As a TikTok ban looms, hundreds of thousands of Americans casting about for a new video-sharing app have migrated to Xiaohongshu, a social media platform that translates as “Little Red Book,” the American nickname for a classic compendium of quotations from Chairman Mao. It has all played out like a global practical joke on the American government: Threatened with exile from TikTok over concerns of Chinese interference, its users have simply scrolled to a different Chinese app, one whose name evokes the Chinese Communist Party.
When I downloaded Xiaohongshu, widely called RedNote, it was ranked first among free apps in Apple’s U.S. App Store. (The second was Lemon8, another Chinese TikTok alternative owned by TikTok’s parent company, ByteDance.) I surrendered my phone number, reported my gender and ticked off some of my interests: baby care, calligraphy, snacks. Then I absorbed a selection of the app’s algorithmically selected videos: A girl in a lace veil eating an ice pop the size of her head; a woman preparing dinner in the back seat of a minicar lined with animal plushies; a stirring fan edit of Luigi Mangione court appearances.

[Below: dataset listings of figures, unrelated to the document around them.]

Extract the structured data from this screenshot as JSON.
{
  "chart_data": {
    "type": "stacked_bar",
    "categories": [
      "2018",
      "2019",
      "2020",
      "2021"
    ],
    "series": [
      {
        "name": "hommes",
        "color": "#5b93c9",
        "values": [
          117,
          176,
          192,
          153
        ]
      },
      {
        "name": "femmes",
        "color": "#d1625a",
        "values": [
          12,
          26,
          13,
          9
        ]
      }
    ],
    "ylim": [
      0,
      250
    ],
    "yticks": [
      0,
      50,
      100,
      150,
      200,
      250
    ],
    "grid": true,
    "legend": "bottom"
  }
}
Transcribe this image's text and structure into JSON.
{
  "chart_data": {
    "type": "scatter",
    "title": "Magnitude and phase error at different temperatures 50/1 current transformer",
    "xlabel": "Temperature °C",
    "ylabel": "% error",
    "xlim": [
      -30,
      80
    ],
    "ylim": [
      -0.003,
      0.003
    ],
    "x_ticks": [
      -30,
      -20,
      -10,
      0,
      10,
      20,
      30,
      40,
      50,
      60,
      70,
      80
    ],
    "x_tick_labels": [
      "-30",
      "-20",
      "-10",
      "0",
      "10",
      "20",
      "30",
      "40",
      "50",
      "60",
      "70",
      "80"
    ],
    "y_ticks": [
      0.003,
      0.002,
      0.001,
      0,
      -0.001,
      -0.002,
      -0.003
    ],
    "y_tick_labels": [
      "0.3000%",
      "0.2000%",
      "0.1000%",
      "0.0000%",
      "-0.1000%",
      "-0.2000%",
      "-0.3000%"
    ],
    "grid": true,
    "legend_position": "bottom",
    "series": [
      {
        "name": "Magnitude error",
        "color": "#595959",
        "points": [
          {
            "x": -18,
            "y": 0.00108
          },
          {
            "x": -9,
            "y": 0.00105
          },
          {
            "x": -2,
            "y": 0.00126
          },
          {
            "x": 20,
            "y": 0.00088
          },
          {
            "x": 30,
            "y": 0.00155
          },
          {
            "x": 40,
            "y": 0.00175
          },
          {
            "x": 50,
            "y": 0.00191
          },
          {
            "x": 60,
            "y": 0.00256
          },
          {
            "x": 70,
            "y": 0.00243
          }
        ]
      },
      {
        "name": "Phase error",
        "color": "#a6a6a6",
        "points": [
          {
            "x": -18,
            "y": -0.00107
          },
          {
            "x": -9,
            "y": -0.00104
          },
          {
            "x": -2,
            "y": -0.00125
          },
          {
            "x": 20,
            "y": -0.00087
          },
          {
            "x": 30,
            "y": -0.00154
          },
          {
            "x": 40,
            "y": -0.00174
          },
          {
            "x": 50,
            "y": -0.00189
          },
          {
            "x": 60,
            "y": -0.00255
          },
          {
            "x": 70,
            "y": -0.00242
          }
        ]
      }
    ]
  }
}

Soon I started to see videos pitched directly at me — welcome notes created for the American TikTok user who recently arrived on RedNote’s shores.
Inside the world of Xiaohongshu, the Americans downloading the app en masse have been branded “TikTok refugees.” Its existing Chinese users have jokingly advertised themselves as the Americans’ “new Chinese spies,” started administering Mandarin lessons and formed in-app group chats for “refugees” to get the lay of the land. They have warned that they intend to collect a tax from foreign users (the price tag: You must share a picture of a cat).
It’s all a wry commentary on the U.S. government’s crackdown on TikTok, and the relative ease with which users can simply regenerate a similar experience on some other Chinese platform. Together, Chinese power users and American newbies are spontaneously performing a mocking burlesque of national security policy.
For TikTok users, the decision to banish TikTok specifically from American phones can seem silly. Over the past several years, lawmakers have blamed the app for everything from failing to uphold “American values” to promoting pro-Palestinian content among American youth. As if American-owned social media companies like Meta have never sought to mine and exploit sensitive data. As if American-owned platforms like X would never juice their algorithms to reward certain political ideas.
But of course, it is the nature of social media to make an impersonal tech product feel intimate, while its hidden costs (and threats) remain remote and unimaginable. It makes it hard to be sure what’s really going on in the back end.
If the TikTok ban succeeds, and Americans are on Xiaohongshu to stay, they may come to dominate its culture, water down its appeal, ruin its vibe. But for the time being, they are visitors in a foreign land, struggling to read Mandarin instructions and navigate the app’s unfamiliar pathways.
The platform, which is owned by a Shanghai-based company called Xingyin Information Technology, is aglow with a giddy exchange-program feeling. On Wednesday, I encountered a little boy in a fuzzy pink sweater explaining (and modeling) a rack of Chinese traditional clothing, and a sweatshirt-wearing bro warning us not to show our butts or say anything racist, and an adorable influencer who posted a video responding to “comments from TikTok refugees,” most of them attempting to flirt with him. (One asked him how to say “daddy” in Mandarin.) The cat-meme tax is a nice touch, a signal that RedNote users are eager to communicate with Americans through our shared ancient internet language.
One of my favorite videos came from a Chinese user, a teacher of the English language, who also does a decent impression of Donald J. Trump — and who is now teaching English speakers how to say “America” in Mandarin in a Trumpian voice. The video pokes fun at Trump’s consistently bizarre pronunciation of “China” and implies that perhaps it’s time to give America the same treatment.
Xiaohongshu has provided a rare glimpse of a Chinese perspective on America, generously translated and packaged for American consumption. The glow of our digital vacation may come to an end soon, but it was worth the picture of the cat.